Im Grunde hat Nikolaj keine Chance, gegen seine Eltern zu rebellieren und einmal so richtig aus der Rolle zu fallen. Denn sein Vater Magnus ist ein überzeugter Hippie, der sich ohnehin allen gesellschaftlichen Regeln widersetzt. Und so wird jeder Versuch einer Grenzüberschreitung von Nikolaj vielmehr gefördert - im schlimmsten Fall durch tatkräftige Unterstützung der Eltern. Eine Wende leitet erst der plötzliche Unfalltod von Nikolajs Mutter ein. Während Magnus in Trauer versinkt, findet sein Sohn in der Punkwelle, die Ende der 1970er-Jahre auch die verschlafene norwegische Provinz erreicht, Orientierung und - nach einigen Exzessen - schließlich sogar neuen Lebensmut.

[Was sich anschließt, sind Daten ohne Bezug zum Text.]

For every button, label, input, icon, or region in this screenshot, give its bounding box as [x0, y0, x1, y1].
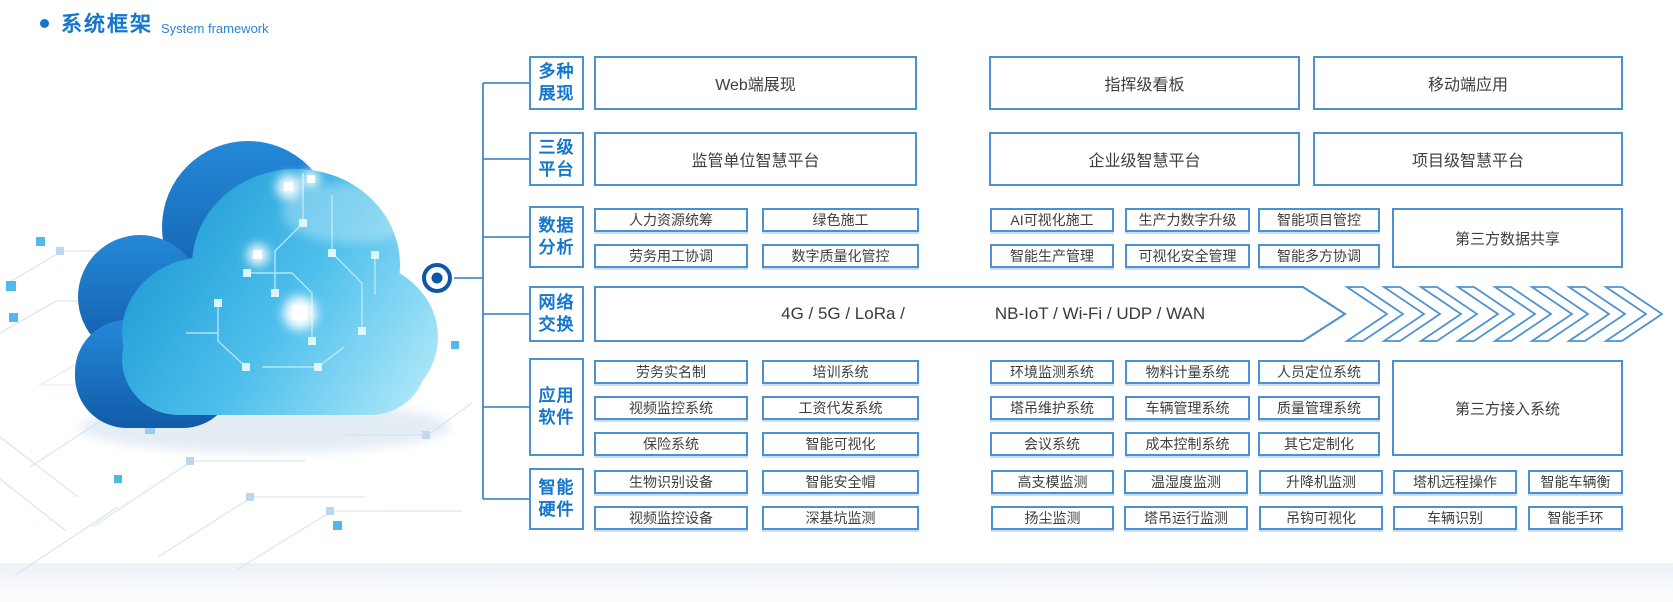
diagram-box: 会议系统 — [990, 432, 1114, 456]
diagram-box: 智能项目管控 — [1258, 208, 1380, 232]
cloud-circuit-traces — [186, 173, 376, 368]
box-mobile-app: 移动端应用 — [1313, 56, 1623, 110]
row-label-multi-display: 多种展现 — [529, 56, 584, 110]
diagram-box: 工资代发系统 — [762, 396, 919, 420]
flow-chevrons-icon — [1344, 286, 1664, 342]
row-label-application-software: 应用软件 — [529, 358, 584, 456]
title-bullet — [40, 18, 49, 28]
page-title: 系统框架 System framework — [40, 8, 269, 38]
cloud-front — [122, 169, 438, 415]
diagram-box: 高支模监测 — [991, 470, 1114, 494]
diagram-box: 绿色施工 — [762, 208, 919, 232]
diagram-box: 可视化安全管理 — [1125, 244, 1250, 268]
diagram-box: 塔吊维护系统 — [990, 396, 1114, 420]
diagram-box: 劳务用工协调 — [594, 244, 748, 268]
diagram-box: 人力资源统筹 — [594, 208, 748, 232]
diagram-box: 保险系统 — [594, 432, 748, 456]
diagram-box: 智能多方协调 — [1258, 244, 1380, 268]
row-label-three-level-platform: 三级平台 — [529, 132, 584, 186]
diagram-box: 智能安全帽 — [762, 470, 919, 494]
row-label-network-exchange: 网络交换 — [529, 286, 584, 342]
network-protocols-text-1: 4G / 5G / LoRa / — [781, 304, 905, 323]
diagram-box: 生物识别设备 — [594, 470, 748, 494]
diagram-box: 塔机远程操作 — [1393, 470, 1517, 494]
diagram-box: 温湿度监测 — [1124, 470, 1248, 494]
diagram-box: 智能车辆衡 — [1528, 470, 1623, 494]
diagram-box: 智能生产管理 — [990, 244, 1114, 268]
diagram-box: 数字质量化管控 — [762, 244, 919, 268]
diagram-box: 车辆管理系统 — [1125, 396, 1250, 420]
diagram-box: 深基坑监测 — [762, 506, 919, 530]
diagram-box: 生产力数字升级 — [1125, 208, 1250, 232]
cloud-circuit-nodes — [214, 219, 379, 371]
diagram-box: 人员定位系统 — [1258, 360, 1380, 384]
box-third-party-access-system: 第三方接入系统 — [1392, 360, 1623, 456]
diagram-box: 质量管理系统 — [1258, 396, 1380, 420]
diagram-box: 物料计量系统 — [1125, 360, 1250, 384]
diagram-box: 劳务实名制 — [594, 360, 748, 384]
ground-nodes — [56, 247, 430, 515]
diagram-box: 培训系统 — [762, 360, 919, 384]
diagram-box: 吊钩可视化 — [1259, 506, 1383, 530]
diagram-box: 视频监控设备 — [594, 506, 748, 530]
diagram-box: 智能可视化 — [762, 432, 919, 456]
box-regulator-platform: 监管单位智慧平台 — [594, 132, 917, 186]
box-web-display: Web端展现 — [594, 56, 917, 110]
diagram-box: 车辆识别 — [1393, 506, 1517, 530]
diagram-box: 成本控制系统 — [1125, 432, 1250, 456]
diagram-box: 视频监控系统 — [594, 396, 748, 420]
diagram-box: 塔吊运行监测 — [1124, 506, 1248, 530]
diagram-box: 环境监测系统 — [990, 360, 1114, 384]
diagram-box: 智能手环 — [1528, 506, 1623, 530]
diagram-box: 其它定制化 — [1258, 432, 1380, 456]
footer-ground-band — [0, 563, 1673, 602]
title-zh: 系统框架 — [61, 13, 153, 36]
box-command-board: 指挥级看板 — [989, 56, 1300, 110]
cloud-back — [75, 141, 334, 428]
box-enterprise-platform: 企业级智慧平台 — [989, 132, 1300, 186]
row-label-smart-hardware: 智能硬件 — [529, 468, 584, 530]
ground-circuit-pattern — [0, 250, 473, 575]
box-third-party-data-sharing: 第三方数据共享 — [1392, 208, 1623, 268]
diagram-box: 扬尘监测 — [991, 506, 1114, 530]
title-en: System framework — [161, 21, 269, 36]
cloud-connector-dot — [420, 261, 454, 295]
diagram-box: 升降机监测 — [1259, 470, 1383, 494]
row-label-data-analysis: 数据分析 — [529, 206, 584, 268]
box-project-platform: 项目级智慧平台 — [1313, 132, 1623, 186]
cyan-nodes — [6, 237, 459, 530]
diagram-box: AI可视化施工 — [990, 208, 1114, 232]
network-protocols-text-2: NB-IoT / Wi-Fi / UDP / WAN — [994, 304, 1206, 323]
cloud-glow-nodes — [247, 170, 320, 330]
cloud-illustration — [0, 141, 473, 575]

Ausgerechnet die laute und destruktive Musik der Sex Pistols, die sich als Leitmotiv durch den Film zieht und durch ihre Wildheit auch den Erzählrhythmus prägt, ist für Nikolaj ein Rettungsanker. Denn während Magnus sein Leben strikt nach seinen Idealen ausrichtet, hebelt die Punkmusik jegliche Werte und Orientierungen geradezu aus, macht diese zunichte und wird damit zum Befreiungsschlag für Nikolaj. Augenzwinkernd vermischt der Regisseur Jens Lien so die persönliche Entwicklung seines Protagonisten mit einer Hommage an eine Musikrichtung und Jugendkultur - und findet in einer schönen Wendung schließlich zu einem versöhnlichen Schlusspunkt.
Mit dem für viele skandinavische Filme typischen skurrilen Humor, einem mitreißenden
Soundtrack und dem fließenden Übergang von Tragik und Komik erzählt
Sons of Norway vom Prozess des Erwachsenwerdens, der hier allerdings nicht durch Verbote, sondern durch überverständnisvolle Eltern erheblich erschwert wird. Damit zeigt der Film - ganz ähnlich wie
Sommer in Orange (Marcus H. Rosenmüller, Deutschland 2011) - ein klassisches Thema des Coming-of-Age-Genres aus einem ungewöhnlichen Blickwinkel. Dadurch regt er zum Nachdenken darüber an, warum die Abgrenzung von seinem Vater für Nikolaj so wichtig ist und warum dessen Ideale ihm kaum Raum zur Entfaltung geben. Gerade die zugespitzten Darstellungen der Hippie- und Punkszene bieten zudem einen guten Ausgangspunkt für eine weitergehende Beschäftigung mit der Geschichte der Jugendkulturen und eine Analyse der Musik in diesen Szenen.